If he has to preside in this state as the former first black president stopping the would-be first black president, so be it.

The Clintons — or “the 2-headed monster,” as the The New York Post dubbed the tag team that clawed out wins in New Hampshire and Nevada — always go where they need to go, no matter the collateral damage. Even if the damage is to themselves and their party.

Bill’s transition from elder statesman, leader of his party and bipartisan ambassador to ward heeler and hatchet man has been seamless — and seamy.


This is believed to be the Clintons' strength: in boxing parlance, their counterpunch. Their steel jaw.

It appears to me as '90s style guttersniping. Slime your opponent before (you think) he can. Rovian politics without the Rove.

When he was asked yesterday if he would feel bad standing in the way of the first black president, he said no. “I’m not standing in his way,” he said. “I think Hillary would be a better president” who’s “ready to do the job on the first day.” He added: “No one has a right to be president, including Hillary.
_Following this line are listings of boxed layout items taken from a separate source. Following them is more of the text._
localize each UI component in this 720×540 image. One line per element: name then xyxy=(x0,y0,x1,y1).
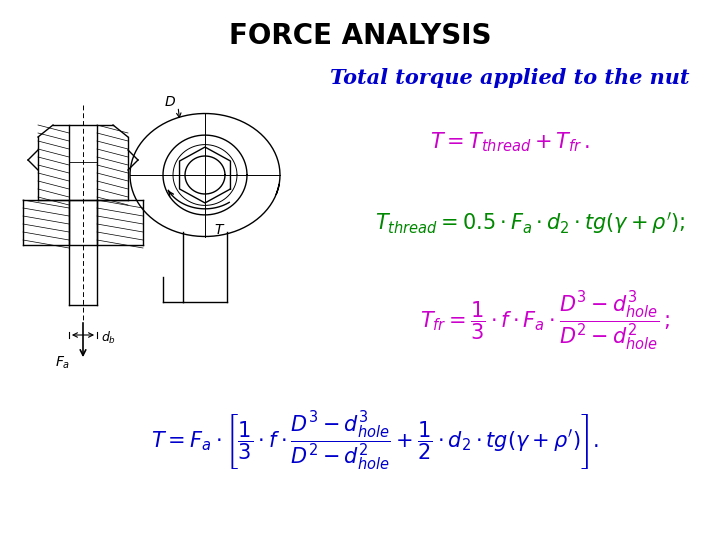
Text: $F_a$: $F_a$ xyxy=(55,355,71,372)
Text: $T$: $T$ xyxy=(215,223,225,237)
Text: $\mathit{T}_{thread} = 0.5 \cdot \mathit{F}_a \cdot \mathit{d}_2 \cdot tg(\gamma: $\mathit{T}_{thread} = 0.5 \cdot \mathit… xyxy=(374,210,685,236)
Text: $\mathit{T} = \mathit{F}_a \cdot \left[ \dfrac{1}{3} \cdot f \cdot \dfrac{D^3 - : $\mathit{T} = \mathit{F}_a \cdot \left[ … xyxy=(151,410,599,474)
Text: $d_b$: $d_b$ xyxy=(101,330,116,346)
Text: $\mathit{T} = \mathit{T}_{thread} + \mathit{T}_{fr}\,.$: $\mathit{T} = \mathit{T}_{thread} + \mat… xyxy=(430,130,590,153)
Text: Total torque applied to the nut: Total torque applied to the nut xyxy=(330,68,690,88)
Text: $\mathit{T}_{fr} = \dfrac{1}{3} \cdot f \cdot \mathit{F}_a \cdot \dfrac{D^3 - d^: $\mathit{T}_{fr} = \dfrac{1}{3} \cdot f … xyxy=(420,290,670,353)
Text: FORCE ANALYSIS: FORCE ANALYSIS xyxy=(229,22,491,50)
Text: $D$: $D$ xyxy=(164,94,176,109)
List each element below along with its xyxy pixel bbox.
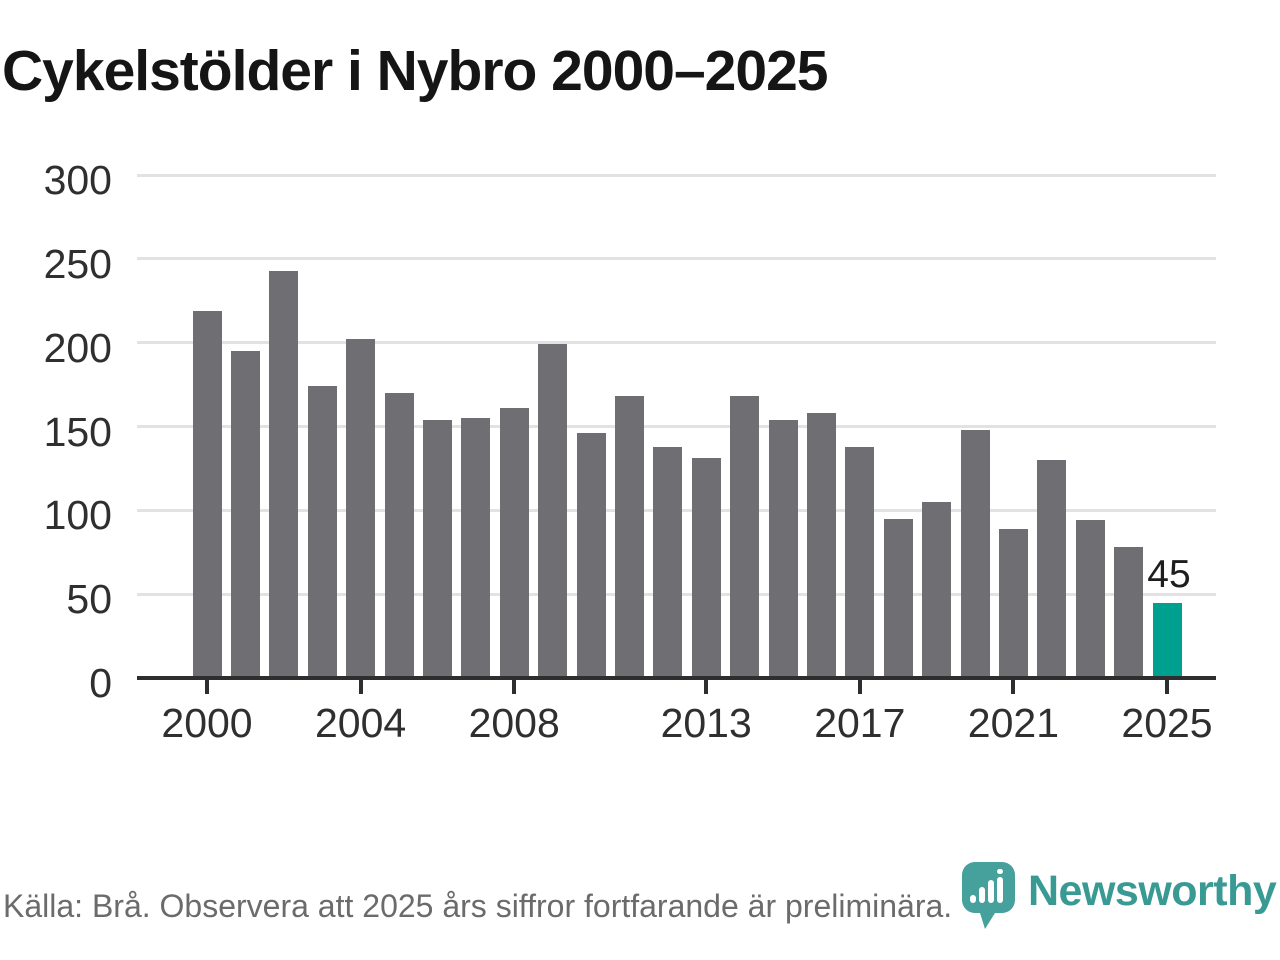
- bar-2000: [192, 310, 222, 678]
- bar-2002: [269, 270, 299, 678]
- x-axis-label-2025: 2025: [1121, 700, 1213, 746]
- x-axis-tick-2017: [857, 680, 862, 694]
- bar-2007: [461, 418, 491, 678]
- x-axis-label-2017: 2017: [814, 700, 906, 746]
- x-axis-tick-2021: [1011, 680, 1016, 694]
- y-axis-label-200: 200: [43, 324, 112, 371]
- chart-title: Cykelstölder i Nybro 2000–2025: [2, 39, 828, 103]
- bar-2003: [307, 386, 337, 678]
- x-axis-label-2013: 2013: [660, 700, 752, 746]
- bar-2022: [1037, 460, 1067, 678]
- bar-2014: [730, 396, 760, 678]
- bar-2019: [922, 501, 952, 678]
- bar-2001: [230, 351, 260, 678]
- x-axis-tick-2008: [512, 680, 517, 694]
- y-axis-label-300: 300: [43, 157, 112, 203]
- bar-2015: [768, 419, 798, 678]
- bar-2013: [691, 458, 721, 678]
- bar-2016: [806, 413, 836, 678]
- bar-value-label: 45: [1147, 552, 1191, 596]
- bar-2010: [576, 433, 606, 678]
- y-axis-label-100: 100: [43, 492, 112, 539]
- bar-2020: [960, 429, 990, 678]
- bar-2023: [1075, 520, 1105, 678]
- x-axis-tick-2004: [358, 680, 363, 694]
- x-axis-label-2008: 2008: [468, 700, 560, 746]
- bar-2011: [614, 396, 644, 678]
- bar-2008: [499, 408, 529, 678]
- y-axis-label-150: 150: [43, 408, 112, 455]
- x-axis-tick-2000: [205, 680, 209, 694]
- x-axis-tick-2013: [704, 680, 709, 694]
- newsworthy-logo: Newsworthy: [960, 858, 1280, 958]
- x-axis-label-2000: 2000: [161, 700, 253, 746]
- bar-2024: [1114, 547, 1144, 678]
- x-axis-tick-2025: [1165, 680, 1169, 694]
- x-axis-label-2021: 2021: [967, 700, 1059, 746]
- x-axis-label-2004: 2004: [314, 700, 407, 746]
- y-axis-label-0: 0: [89, 660, 112, 706]
- bar-2017: [845, 446, 875, 678]
- gridline-300: [137, 173, 1216, 177]
- y-axis-label-50: 50: [66, 576, 112, 623]
- y-axis-label-250: 250: [43, 240, 112, 287]
- bar-2021: [998, 528, 1028, 678]
- x-axis-line: [137, 676, 1216, 680]
- bar-2004: [346, 339, 376, 678]
- gridline-200: [137, 341, 1216, 345]
- bar-2006: [422, 419, 452, 678]
- bar-2009: [538, 344, 568, 678]
- bar-2018: [883, 518, 913, 678]
- gridline-250: [137, 257, 1216, 261]
- bar-2005: [384, 392, 414, 678]
- newsworthy-wordmark: Newsworthy: [1028, 867, 1277, 915]
- bar-2025: [1152, 602, 1182, 678]
- newsworthy-pin-icon: [962, 862, 1015, 929]
- source-note: Källa: Brå. Observera att 2025 års siffr…: [3, 888, 953, 924]
- bar-2012: [653, 446, 683, 678]
- gridline-150: [137, 425, 1216, 428]
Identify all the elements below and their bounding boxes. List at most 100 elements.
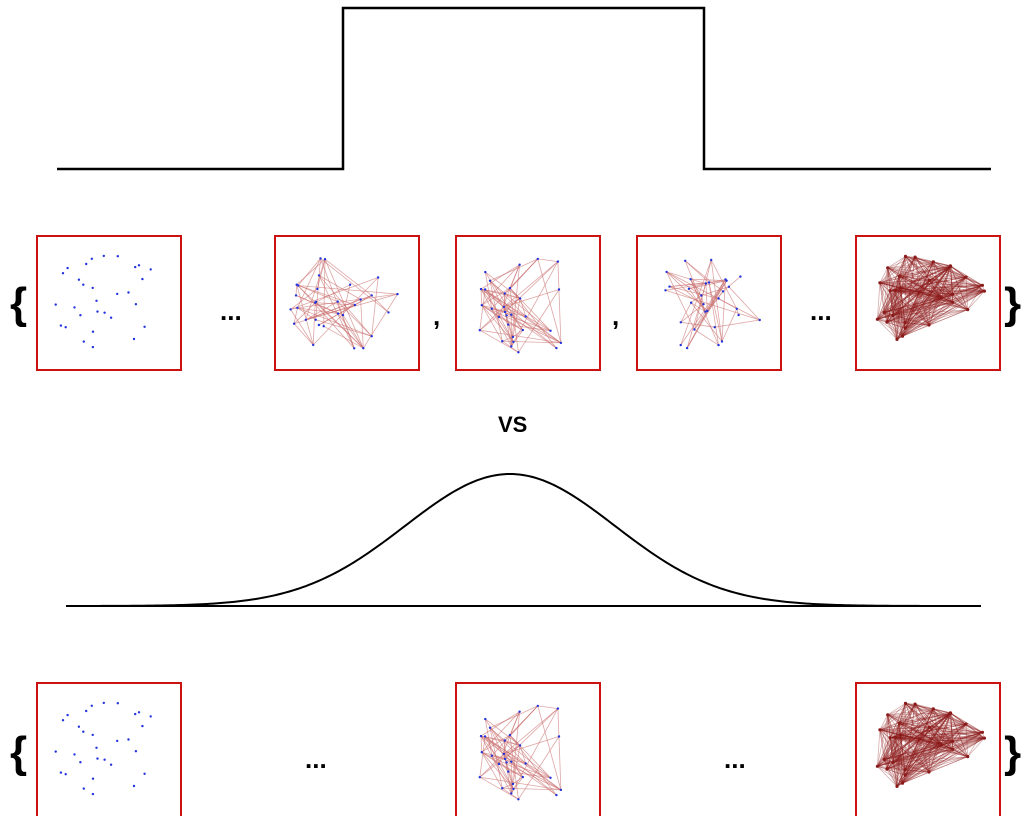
graph-edge: [914, 703, 983, 733]
graph-edge: [297, 258, 321, 286]
graph-edge: [905, 293, 953, 329]
graph-edge: [504, 758, 512, 794]
graph-node: [376, 276, 380, 279]
graph-edge: [919, 708, 934, 740]
graph-edge: [889, 290, 953, 295]
graph-node: [885, 767, 889, 771]
graph-edge: [877, 766, 898, 787]
graph-node: [679, 321, 682, 324]
graph-edge: [484, 736, 557, 796]
graph-node: [556, 707, 560, 710]
graph-edge: [481, 304, 524, 331]
graph-edge: [900, 731, 983, 736]
graph-edge: [902, 265, 951, 337]
graph-node: [149, 715, 152, 718]
graph-edge: [904, 280, 930, 329]
graph-edge: [710, 259, 723, 342]
graph-edge: [883, 759, 898, 787]
graph-node: [951, 300, 955, 304]
graph-node: [134, 265, 137, 269]
graph-edge: [889, 737, 906, 776]
graph-edge: [892, 266, 951, 316]
graph-edge: [928, 731, 983, 773]
graph-edge: [491, 755, 506, 760]
graph-edge: [932, 708, 954, 750]
graph-edge: [933, 708, 951, 714]
graph-edge: [877, 713, 951, 767]
graph-node: [917, 737, 922, 741]
graph-node: [304, 318, 307, 321]
graph-edge: [480, 289, 483, 306]
graph-edge: [900, 734, 942, 746]
graph-node: [501, 340, 504, 343]
graph-edge: [899, 722, 953, 742]
graph-edge: [892, 301, 953, 316]
graph-node: [490, 307, 493, 310]
graph-edge: [929, 726, 985, 739]
graph-edge: [950, 265, 969, 310]
graph-edge: [941, 293, 953, 299]
graph-edge: [899, 275, 968, 310]
graph-edge: [898, 275, 930, 326]
complete-graph-panel-bottom: [855, 682, 1001, 816]
graph-edge: [889, 723, 967, 739]
graph-edge: [886, 723, 967, 770]
graph-edge: [928, 309, 968, 326]
graph-edge: [905, 324, 930, 329]
graph-edge: [887, 267, 906, 329]
graph-edge: [950, 266, 969, 310]
graph-node: [77, 278, 81, 281]
graph-edge: [481, 304, 526, 317]
graph-frame: [455, 682, 601, 816]
graph-edge: [952, 284, 983, 295]
graph-edge: [914, 703, 939, 744]
graph-edge: [895, 290, 930, 326]
sparse-graph-panel-2: [636, 235, 782, 371]
graph-edge: [899, 265, 951, 277]
graph-edge: [929, 279, 953, 295]
graph-node: [508, 286, 512, 290]
graph-node: [706, 309, 709, 313]
graph-edge: [892, 276, 967, 316]
graph-edge: [928, 302, 953, 326]
graph-edge: [892, 703, 916, 763]
graph-edge: [929, 726, 983, 733]
graph-node: [559, 341, 563, 345]
graph-edge: [481, 751, 526, 764]
graph-node: [54, 750, 57, 753]
graph-edge: [877, 291, 920, 320]
graph-edge: [666, 271, 708, 312]
graph-node: [555, 793, 558, 797]
graph-edge: [898, 723, 901, 736]
graph-node: [149, 268, 152, 271]
graph-edge: [950, 266, 967, 278]
graph-edge: [510, 264, 520, 347]
graph-node: [317, 274, 321, 277]
graph-edge: [952, 301, 968, 310]
graph-node: [885, 320, 889, 324]
graph-edge: [666, 271, 695, 330]
graph-node: [927, 725, 932, 729]
graph-edge: [883, 265, 951, 313]
graph-edge: [894, 275, 900, 291]
graph-edge: [887, 267, 920, 293]
graph-node: [77, 725, 81, 728]
graph-edge: [504, 311, 512, 347]
graph-edge: [889, 290, 968, 310]
graph-edge: [904, 295, 939, 324]
graph-node: [888, 289, 892, 293]
graph-edge: [879, 708, 934, 731]
graph-edge: [877, 290, 891, 320]
graph-node: [512, 340, 515, 344]
graph-edge: [950, 713, 969, 757]
graph-edge: [919, 291, 939, 297]
graph-edge: [902, 324, 930, 337]
graph-edge: [887, 267, 930, 281]
graph-edge: [537, 705, 558, 709]
graph-edge: [904, 708, 934, 776]
graph-edge: [928, 297, 942, 326]
graph-node: [903, 326, 907, 330]
graph-edge: [883, 737, 891, 760]
graph-edge: [892, 738, 920, 763]
graph-edge: [896, 744, 942, 787]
Keep in mind, in the last two primaries, we ran as an underdog.” He rewrote the facts, saying that “no one thought she could win” in New Hampshire, even though she originally had had a substantial lead.

He said of Obama: “I hope I get a chance to vote for him some day.” And that day, of course, would be after Hillary’s eight years; it’s her turn now because Bill owes her. “I think it would be just as much a change, and some people think more, to have the first woman president as to have the first African-American president,” he said.

Bad Bill had been roughing up Obama so much that Representative James Clyburn of South Carolina suggested that he might want to “chill.” On a conference call with reporters yesterday, the former Senate Majority Leader Tom Daschle, a national co-chairman of the Obama campaign, tut-tutted that the “incredible distortions” of the political beast were “not keeping with the image of a former president.”

Jonathan Alter reported in Newsweek that Senator Edward Kennedy and Rahm Emanuel, the Illinois congressman and former Clinton aide, have heatedly told Bill “that he needs to change his tone and stop attacking Senator Barack Obama.”


There is the anecdotal evidence that portends doom in the general election: in the face of Democratic leaders, even elders asking -- perhaps demanding -- that he cool it, the former president keeps his foot on the gas. That defiance could ultimately result in a blowback that destroys not just his wife, but the party he purports to lead. It's still just fun-and-games to him, though:

At the Greenville event, Bill brought up Obama’s joking reference to him in the debate, about how Obama would have to see whether Bill was a good dancer before deciding whether he was the first black president.

Bill, naturally, turned it into a competition. “I would be willing to engage in a dancing competition with him, even though he’s much younger and thinner than I am,” he said. “If I’m going to get in one of these brother contests,” he added, “at least I should be entitled to an age allowance.”

He said, “I kind of like seeing Barack and Hillary fighting.”

“How great is this?” he said. “Neither of them has to be a little wind-up doll who’s supposed to behave in a certain way. They’re real people, flesh and blood people. They have differences.”

And if he has anything to say about it, and he will, they’ll be fighting till the last dog dies.


These are truly uncharted political waters we're entering now. It's just a shame -- rather nauseating, in fact -- that this sea is taking on the appearance of a septic tank.